Shapiro redux: experiments with bacteria and bacteriophages (Introduction)

by David Turell @, Thursday, November 09, 2023, 21:36 (378 days ago) @ David Turell

A rapidly moving evolutionary fight:

https://phys.org/news/2023-11-bacteria-virus-arms-rare-window-rapid.html

"Borin and Meyer set bacteria and viruses together in a closed laboratory flask—just two teaspoons large—to study coevolution in action. As viruses infect their bacterial neighbors, the bacteria evolve new defensive measures to repel the attacks. The viruses then counter these adaptations with their own evolutionary changes that work around the new defensive measures.

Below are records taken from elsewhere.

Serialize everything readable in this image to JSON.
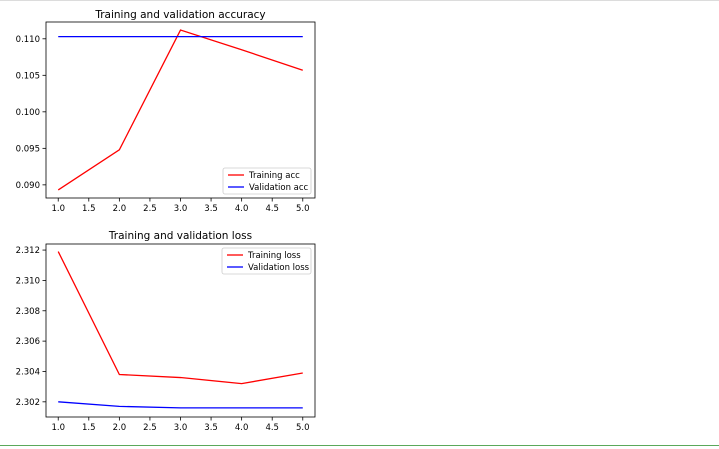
{
  "chart_data": [
    {
      "type": "line",
      "title": "Training and validation accuracy",
      "x": [
        1.0,
        2.0,
        3.0,
        4.0,
        5.0
      ],
      "series": [
        {
          "name": "Training acc",
          "color": "#ff0000",
          "values": [
            0.0893,
            0.0948,
            0.1112,
            0.1085,
            0.1057
          ]
        },
        {
          "name": "Validation acc",
          "color": "#0000ff",
          "values": [
            0.1103,
            0.1103,
            0.1103,
            0.1103,
            0.1103
          ]
        }
      ],
      "xticks": [
        "1.0",
        "1.5",
        "2.0",
        "2.5",
        "3.0",
        "3.5",
        "4.0",
        "4.5",
        "5.0"
      ],
      "yticks": [
        "0.090",
        "0.095",
        "0.100",
        "0.105",
        "0.110"
      ],
      "xlim": [
        0.8,
        5.2
      ],
      "ylim": [
        0.0882,
        0.1123
      ],
      "legend": "lower-right",
      "grid": false
    },
    {
      "type": "line",
      "title": "Training and validation loss",
      "x": [
        1.0,
        2.0,
        3.0,
        4.0,
        5.0
      ],
      "series": [
        {
          "name": "Training loss",
          "color": "#ff0000",
          "values": [
            2.3119,
            2.3038,
            2.3036,
            2.3032,
            2.3039
          ]
        },
        {
          "name": "Validation loss",
          "color": "#0000ff",
          "values": [
            2.302,
            2.3017,
            2.3016,
            2.3016,
            2.3016
          ]
        }
      ],
      "xticks": [
        "1.0",
        "1.5",
        "2.0",
        "2.5",
        "3.0",
        "3.5",
        "4.0",
        "4.5",
        "5.0"
      ],
      "yticks": [
        "2.302",
        "2.304",
        "2.306",
        "2.308",
        "2.310",
        "2.312"
      ],
      "xlim": [
        0.8,
        5.2
      ],
      "ylim": [
        2.301,
        2.3124
      ],
      "legend": "upper-right",
      "grid": false
    }
  ]
}
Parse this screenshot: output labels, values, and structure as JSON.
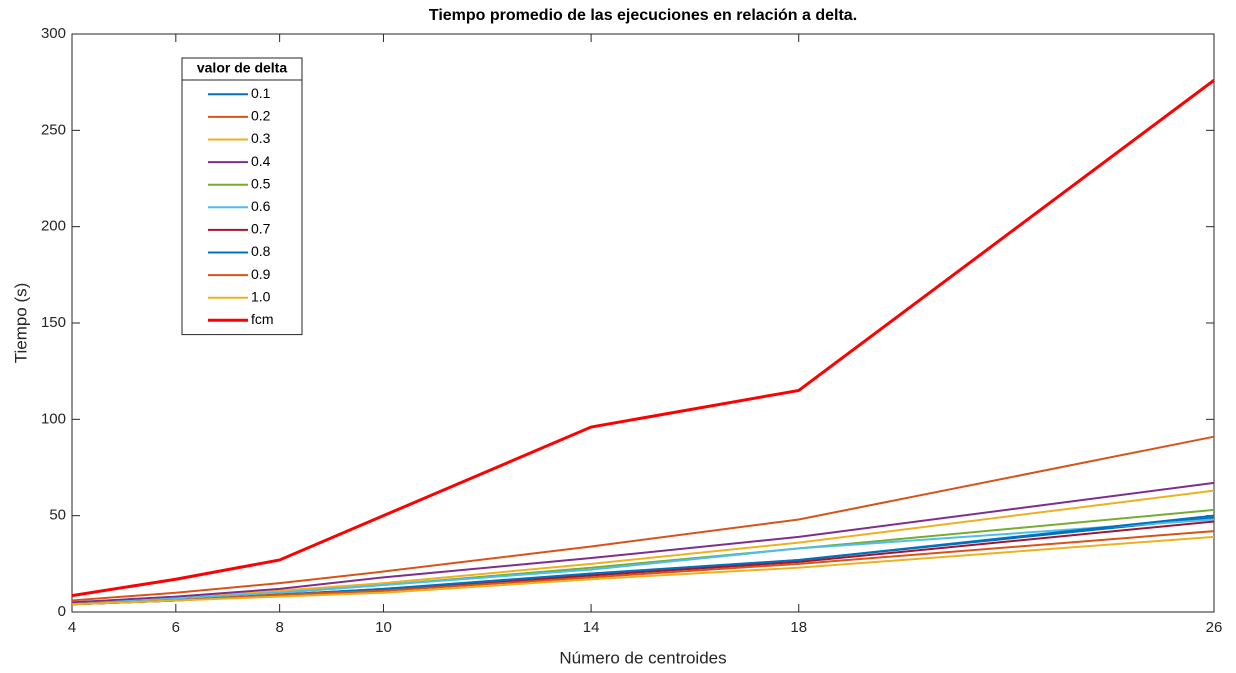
{
  "chart_data": {
    "type": "line",
    "title": "Tiempo promedio de las ejecuciones en relación a delta.",
    "x_label": "Número de centroides",
    "y_label": "Tiempo (s)",
    "legend_title": "valor de delta",
    "legend_position": "upper left",
    "x": [
      4,
      6,
      8,
      10,
      14,
      18,
      26
    ],
    "xlim": [
      4,
      26
    ],
    "xticks": [
      4,
      6,
      8,
      10,
      14,
      18,
      26
    ],
    "ylim": [
      0,
      300
    ],
    "yticks": [
      0,
      50,
      100,
      150,
      200,
      250,
      300
    ],
    "series": [
      {
        "name": "0.1",
        "color": "#0072BD",
        "values": [
          4,
          6,
          9,
          12,
          19,
          27,
          49
        ]
      },
      {
        "name": "0.2",
        "color": "#D95319",
        "values": [
          6,
          10,
          15,
          21,
          34,
          48,
          91
        ]
      },
      {
        "name": "0.3",
        "color": "#EDB120",
        "values": [
          5,
          7,
          11,
          15,
          25,
          36,
          63
        ]
      },
      {
        "name": "0.4",
        "color": "#7E2F8E",
        "values": [
          5,
          8,
          12,
          18,
          28,
          39,
          67
        ]
      },
      {
        "name": "0.5",
        "color": "#77AC30",
        "values": [
          4,
          7,
          10,
          14,
          23,
          33,
          53
        ]
      },
      {
        "name": "0.6",
        "color": "#4DBEEE",
        "values": [
          4,
          7,
          10,
          14,
          22,
          33,
          48
        ]
      },
      {
        "name": "0.7",
        "color": "#A2142F",
        "values": [
          4,
          6,
          9,
          11,
          19,
          26,
          47
        ]
      },
      {
        "name": "0.8",
        "color": "#0072BD",
        "values": [
          4,
          6,
          9,
          12,
          20,
          27,
          50
        ]
      },
      {
        "name": "0.9",
        "color": "#D95319",
        "values": [
          4,
          6,
          9,
          11,
          18,
          25,
          42
        ]
      },
      {
        "name": "1.0",
        "color": "#EDB120",
        "values": [
          4,
          6,
          8,
          10,
          17,
          23,
          39
        ]
      },
      {
        "name": "fcm",
        "color": "#FF0000",
        "values": [
          8.5,
          17,
          27,
          50,
          96,
          115,
          276
        ],
        "width": 3
      }
    ]
  }
}
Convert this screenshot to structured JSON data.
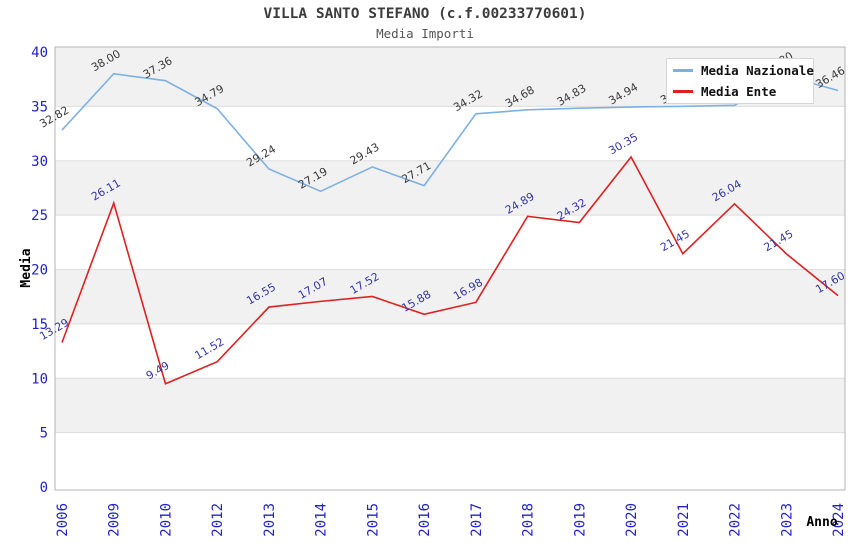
{
  "header": {
    "title": "VILLA SANTO STEFANO (c.f.00233770601)",
    "subtitle": "Media Importi"
  },
  "legend": {
    "items": [
      {
        "label": "Media Nazionale",
        "color": "#7DB0E3"
      },
      {
        "label": "Media Ente",
        "color": "#E02020"
      }
    ]
  },
  "chart_data": {
    "type": "line",
    "title": "VILLA SANTO STEFANO (c.f.00233770601)",
    "subtitle": "Media Importi",
    "xlabel": "Anno",
    "ylabel": "Media",
    "ylim": [
      0,
      40.5
    ],
    "y_ticks": [
      0,
      5,
      10,
      15,
      20,
      25,
      30,
      35,
      40
    ],
    "grid": true,
    "legend_position": "top-right",
    "categories": [
      "2006",
      "2009",
      "2010",
      "2012",
      "2013",
      "2014",
      "2015",
      "2016",
      "2017",
      "2018",
      "2019",
      "2020",
      "2021",
      "2022",
      "2023",
      "2024"
    ],
    "series": [
      {
        "name": "Media Nazionale",
        "color": "#7DB0E3",
        "label_color": "#3A3A3A",
        "values": [
          32.82,
          38.0,
          37.36,
          34.79,
          29.24,
          27.19,
          29.43,
          27.71,
          34.32,
          34.68,
          34.83,
          34.94,
          35.0,
          35.1,
          37.8,
          36.46
        ],
        "labels_covered_by_legend_indices": [
          12,
          13,
          14
        ]
      },
      {
        "name": "Media Ente",
        "color": "#E02020",
        "label_color": "#3434AC",
        "values": [
          13.29,
          26.11,
          9.49,
          11.52,
          16.55,
          17.07,
          17.52,
          15.88,
          16.98,
          24.89,
          24.32,
          30.35,
          21.45,
          26.04,
          21.45,
          17.6
        ]
      }
    ],
    "axis_tick_color": "#2222CC",
    "band_colors": [
      "#FFFFFF",
      "#F1F1F1"
    ]
  },
  "colors": {
    "grid": "#DEDEDE",
    "plot_border": "#B4B4B4",
    "axis_title": "#000000"
  }
}
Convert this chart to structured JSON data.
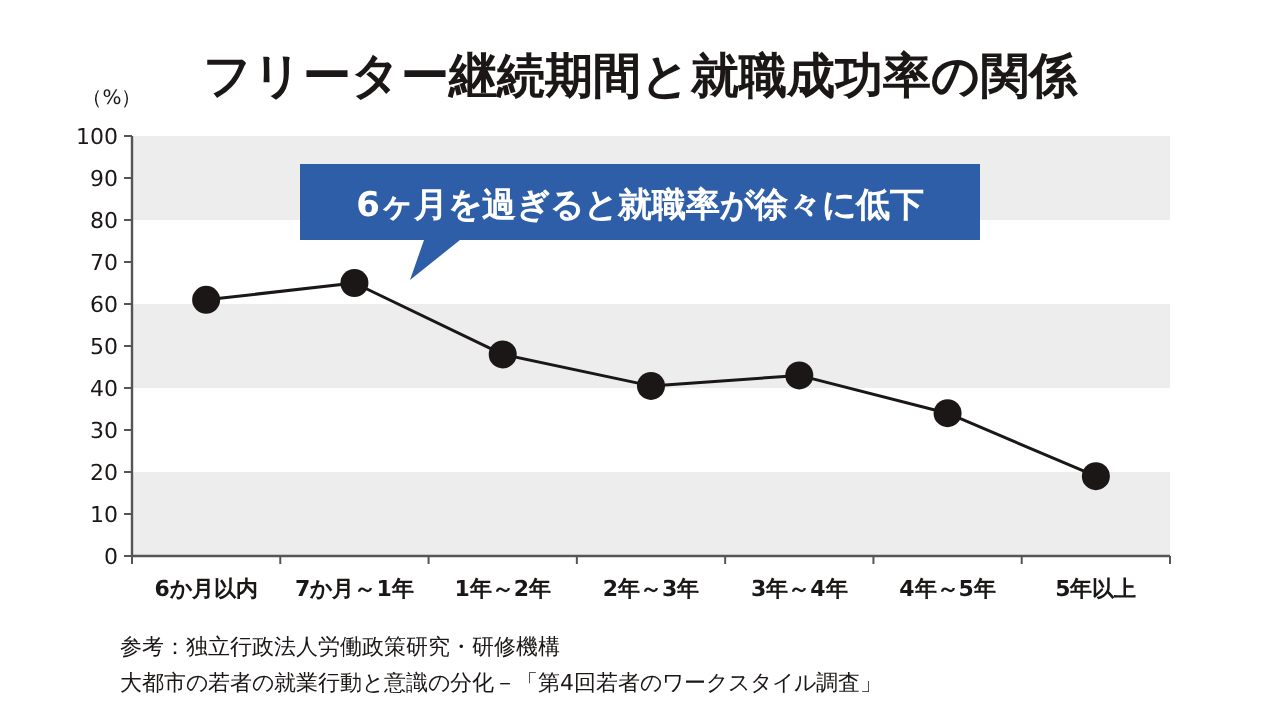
{
  "chart_data": {
    "type": "line",
    "title": "フリーター継続期間と就職成功率の関係",
    "ylabel": "（%）",
    "categories": [
      "6か月以内",
      "7か月～1年",
      "1年～2年",
      "2年～3年",
      "3年～4年",
      "4年～5年",
      "5年以上"
    ],
    "series": [
      {
        "color": "#1a1716",
        "values": [
          61,
          65,
          48,
          40.5,
          43,
          34,
          19
        ]
      }
    ],
    "ylim": [
      0,
      100
    ],
    "yticks": [
      0,
      10,
      20,
      30,
      40,
      50,
      60,
      70,
      80,
      90,
      100
    ],
    "marker": "circle",
    "line_style": "solid",
    "bands": [
      {
        "axis": "y",
        "from": 0,
        "to": 20,
        "color": "#ededed"
      },
      {
        "axis": "y",
        "from": 40,
        "to": 60,
        "color": "#ededed"
      },
      {
        "axis": "y",
        "from": 80,
        "to": 100,
        "color": "#ededed"
      }
    ],
    "annotations": [
      "6ヶ月を過ぎると就職率が徐々に低下",
      "参考：独立行政法人労働政策研究・研修機構",
      "大都市の若者の就業行動と意識の分化－「第4回若者のワークスタイル調査」"
    ]
  }
}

"In only three weeks, this accelerated arms race between bacteria (Escherichia coli) and viruses (bacteriophage, or "phage") results in several generations of evolutionary adaptations. The new findings, published in the journal Science, reveal the emergence of distinct evolutionary patterns.

"'In this study we show the power of evolution," said Meyer, an associate professor in the Department of Ecology, Behavior and Evolution. "We see how coevolution between bacteria and phage drive the emergence of a highly complicated ecological network. Evolution doesn't have to be slow and gradual as Darwin thought."

***

"As bacteria and viruses adapted to each other's presence over time, two prominent repeating patterns emerged. These included nestedness, a development in which narrow interactions between bacteria and virus specialists are "nested" within a broader range of generalist interactions; and modularity, in which interactions between species form modules within specialized groups, but not between groups.

"'We were amazed to discover that our evolution experiment in tiny flasks had recapitulated the complex patterns that had been previously observed between bacteria and viruses collected at regional and transoceanic scales," said Borin."

Comment: I looked at the article itself to see if Shapiro was mentioned in the text or in the references. Strange since this fits exactly with his finding that bacteria can actively edit their DNA.